Student apathy, alienation just more visible to society

Assoc. Collegiate Press

Editor’s Note: This article was originally published on Wednesday, January 8, 1969.

Today’s alienated and apathetic students, although increasing in number, form the same two to three percent of the nation’s youth as in previous years, Dr. Paul T. King, director of the Testing and Counseling Service of the University of Missouri, said recently in an interview.

However this two to three percent is becoming more visible to society, he said. The study has not yet revealed the reasons for alienation or apathy.

The apathetic and alienated students can be classified in seven major categories based on results of national research on student values, King said. King outlined the seven categories as follows:

*The passive withdrawn student.

*The passive and uncommunicative student.

*The activist who is deeply committed.

*The student who attempts to gratify himself (this includes bead wearers and drug takers.)

*Supporters of the status quo, such as those who join the Junior Chamber of Commerce.

*The lonely student who sees the need for change but is afraid to act.

*The political game player and strategist.

From his research and reading, King has collected number of theories that attempt to explain student apathy and alienation. These theories are not necessarily King’s.

King also explained that a fast moving society causes a psychological numbing effect. The youth sees an environment that is difficult to control and withdraws from it. 

Parental permissiveness may be another reason behind alienation and apathy. Parents are afraid to exert real parental authority, King said.

A theory King does not agree with contends that the unrest in youth is a symptom of neuroticism. “The youth are acting out to their own morbidity,” he said.

Television is partly responsible for alienation, Dr. King added. After sitting in front of a TV for thousands of hours, “the youth cannot relate to individuals. He has little practice in personal relationships.”

Some psychologists feel there is really nothing wrong with the youth. He feels alienation is an effort, dictated by society’s need for reform, to recognize what is wrong.¬†

Lacking confidence in “the Establishment,” students are criticizing and opposing it.

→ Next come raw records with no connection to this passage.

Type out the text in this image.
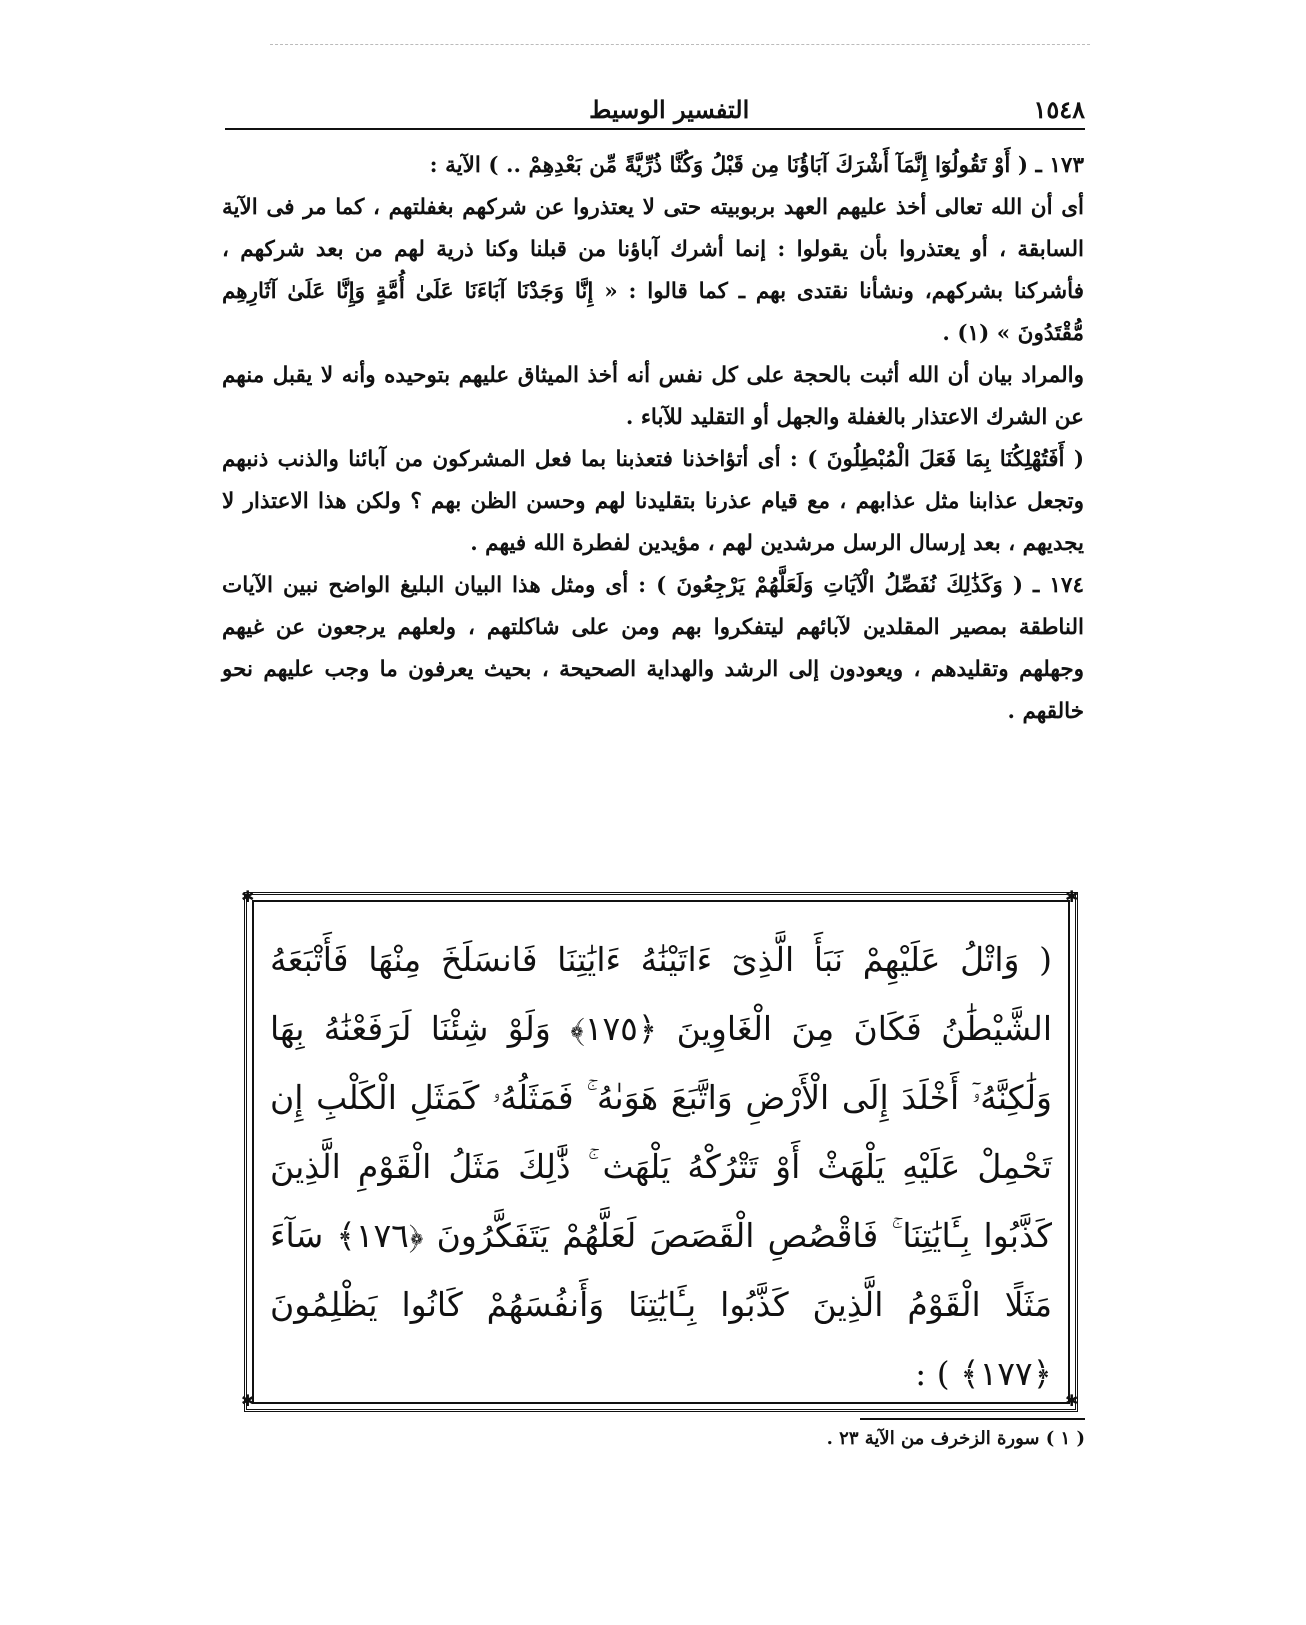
١٥٤٨
التفسير الوسيط

١٧٣ ـ ( أَوْ تَقُولُوٓا إِنَّمَآ أَشْرَكَ آبَاؤُنَا مِن قَبْلُ وَكُنَّا ذُرِّيَّةً مِّن بَعْدِهِمْ .. ) الآية :

أى أن الله تعالى أخذ عليهم العهد بربوبيته حتى لا يعتذروا عن شركهم بغفلتهم ، كما مر فى الآية السابقة ، أو يعتذروا بأن يقولوا : إنما أشرك آباؤنا من قبلنا وكنا ذرية لهم من بعد شركهم ، فأشركنا بشركهم، ونشأنا نقتدى بهم ـ كما قالوا : « إِنَّا وَجَدْنَا آبَاءَنَا عَلَىٰ أُمَّةٍ وَإِنَّا عَلَىٰ آثَارِهِم مُّقْتَدُونَ » (١) .

والمراد بيان أن الله أثبت بالحجة على كل نفس أنه أخذ الميثاق عليهم بتوحيده وأنه لا يقبل منهم عن الشرك الاعتذار بالغفلة والجهل أو التقليد للآباء .

( أَفَتُهْلِكُنَا بِمَا فَعَلَ الْمُبْطِلُونَ ) : أى أتؤاخذنا فتعذبنا بما فعل المشركون من آبائنا والذنب ذنبهم وتجعل عذابنا مثل عذابهم ، مع قيام عذرنا بتقليدنا لهم وحسن الظن بهم ؟ ولكن هذا الاعتذار لا يجديهم ، بعد إرسال الرسل مرشدين لهم ، مؤيدين لفطرة الله فيهم .

١٧٤ ـ ( وَكَذَٰلِكَ نُفَصِّلُ الْآيَاتِ وَلَعَلَّهُمْ يَرْجِعُونَ ) : أى ومثل هذا البيان البليغ الواضح نبين الآيات الناطقة بمصير المقلدين لآبائهم ليتفكروا بهم ومن على شاكلتهم ، ولعلهم يرجعون عن غيهم وجهلهم وتقليدهم ، ويعودون إلى الرشد والهداية الصحيحة ، بحيث يعرفون ما وجب عليهم نحو خالقهم .

✱	✱
✱	✱
( وَاتْلُ عَلَيْهِمْ نَبَأَ الَّذِىٓ ءَاتَيْنَٰهُ ءَايَٰتِنَا فَانسَلَخَ مِنْهَا فَأَتْبَعَهُ الشَّيْطَٰنُ فَكَانَ مِنَ الْغَاوِينَ ﴿١٧٥﴾ وَلَوْ شِئْنَا لَرَفَعْنَٰهُ بِهَا وَلَٰكِنَّهُۥٓ أَخْلَدَ إِلَى الْأَرْضِ وَاتَّبَعَ هَوَىٰهُ ۚ فَمَثَلُهُۥ كَمَثَلِ الْكَلْبِ إِن تَحْمِلْ عَلَيْهِ يَلْهَثْ أَوْ تَتْرُكْهُ يَلْهَث ۚ ذَّٰلِكَ مَثَلُ الْقَوْمِ الَّذِينَ كَذَّبُوا بِـَٔايَٰتِنَا ۚ فَاقْصُصِ الْقَصَصَ لَعَلَّهُمْ يَتَفَكَّرُونَ ﴿١٧٦﴾ سَآءَ مَثَلًا الْقَوْمُ الَّذِينَ كَذَّبُوا بِـَٔايَٰتِنَا وَأَنفُسَهُمْ كَانُوا يَظْلِمُونَ ﴿١٧٧﴾ ) :
( ١ ) سورة الزخرف من الآية ٢٣ .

They view adults, the government and university administrators as representatives and perpetrators of this “established way of life,” King said.

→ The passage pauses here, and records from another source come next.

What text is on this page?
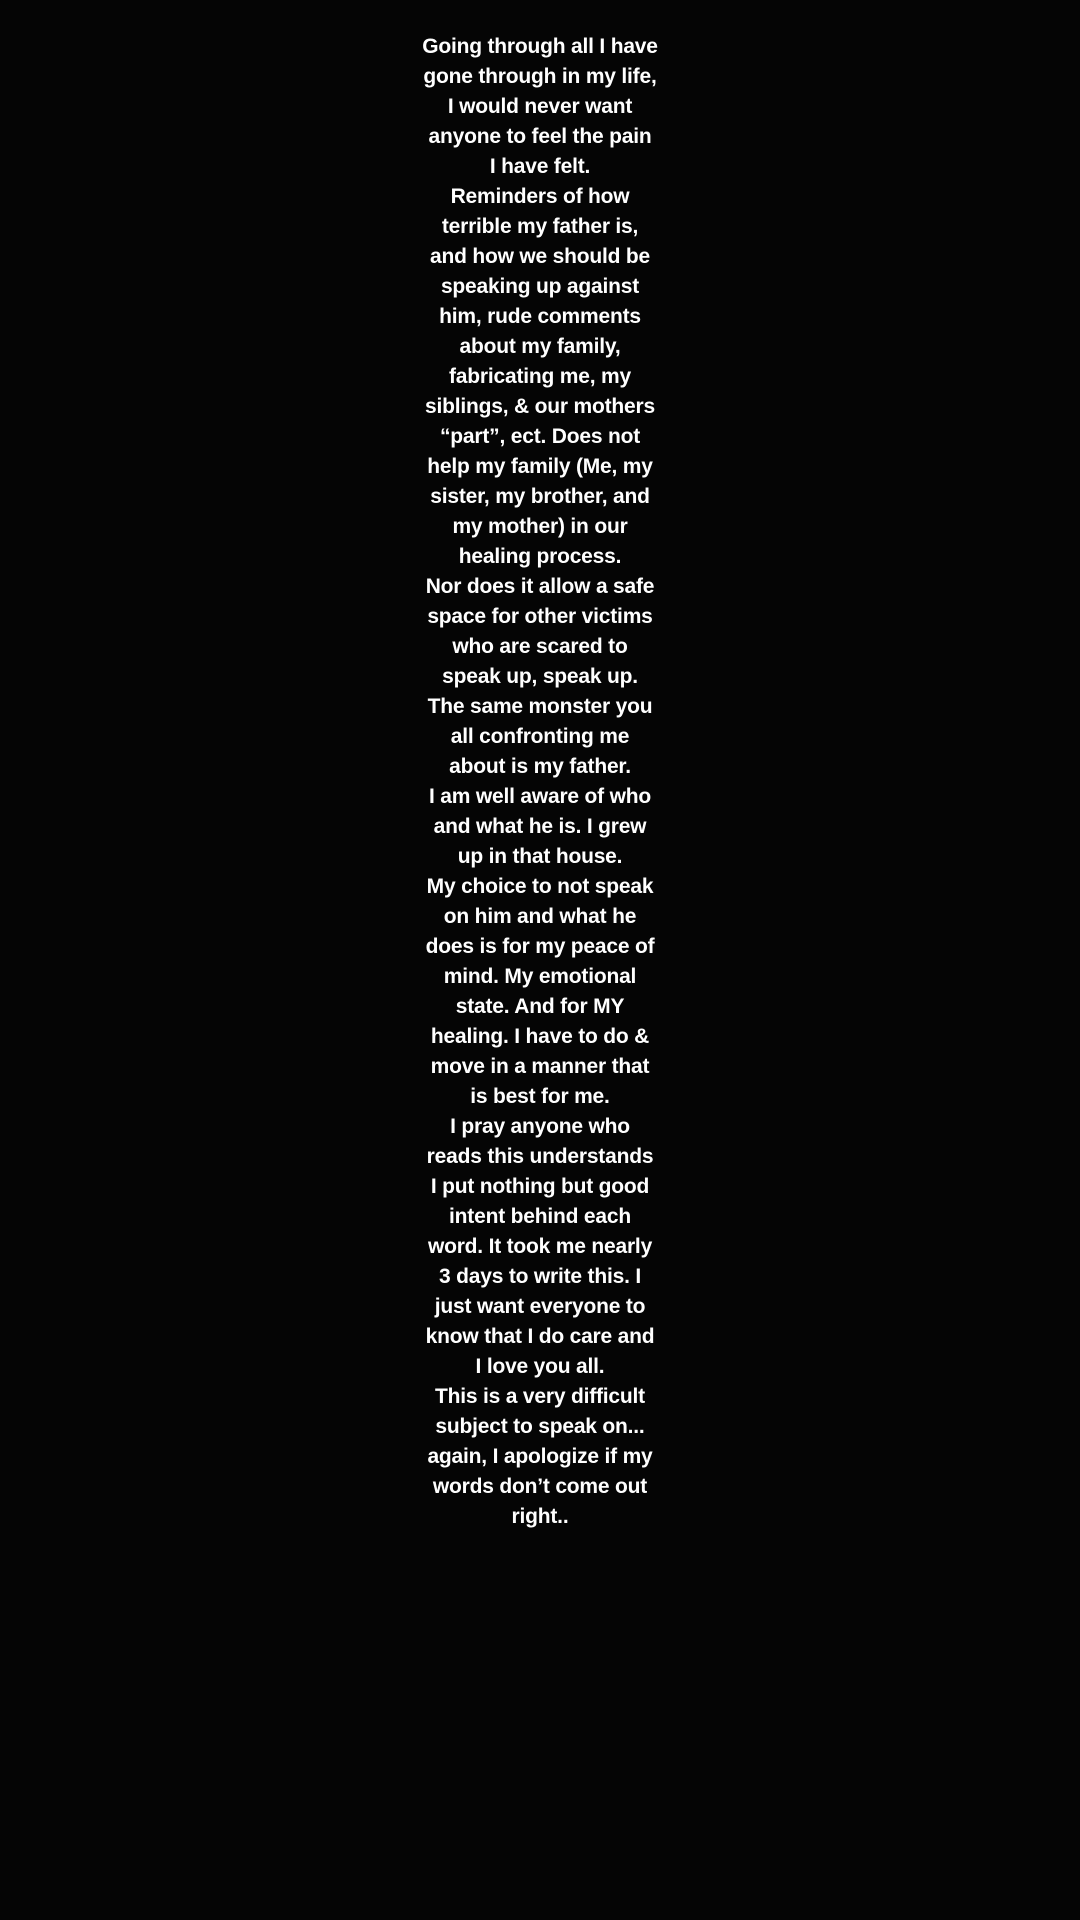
Going through all I have
gone through in my life,
I would never want
anyone to feel the pain
I have felt.
Reminders of how
terrible my father is,
and how we should be
speaking up against
him, rude comments
about my family,
fabricating me, my
siblings, & our mothers
“part”, ect. Does not
help my family (Me, my
sister, my brother, and
my mother) in our
healing process.
Nor does it allow a safe
space for other victims
who are scared to
speak up, speak up.
The same monster you
all confronting me
about is my father.
I am well aware of who
and what he is. I grew
up in that house.
My choice to not speak
on him and what he
does is for my peace of
mind. My emotional
state. And for MY
healing. I have to do &
move in a manner that
is best for me.
I pray anyone who
reads this understands
I put nothing but good
intent behind each
word. It took me nearly
3 days to write this. I
just want everyone to
know that I do care and
I love you all.
This is a very difficult
subject to speak on...
again, I apologize if my
words don’t come out
right..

King also says that students feel the system is so ironclad that it cannot be changed through ordinary means. So they believe in destroying the system, he said.

“There is a feeling of urgency about these ¬†students. The world is changing so fast that they fear the values their parents teach them are going to be outmoded. Because of this, they don’t take seriously the ideas of their parents,” King explained.

He also feels the so-called “generation gap” is really a communications gap. Parents listen, he says, but they don’t get the right meaning.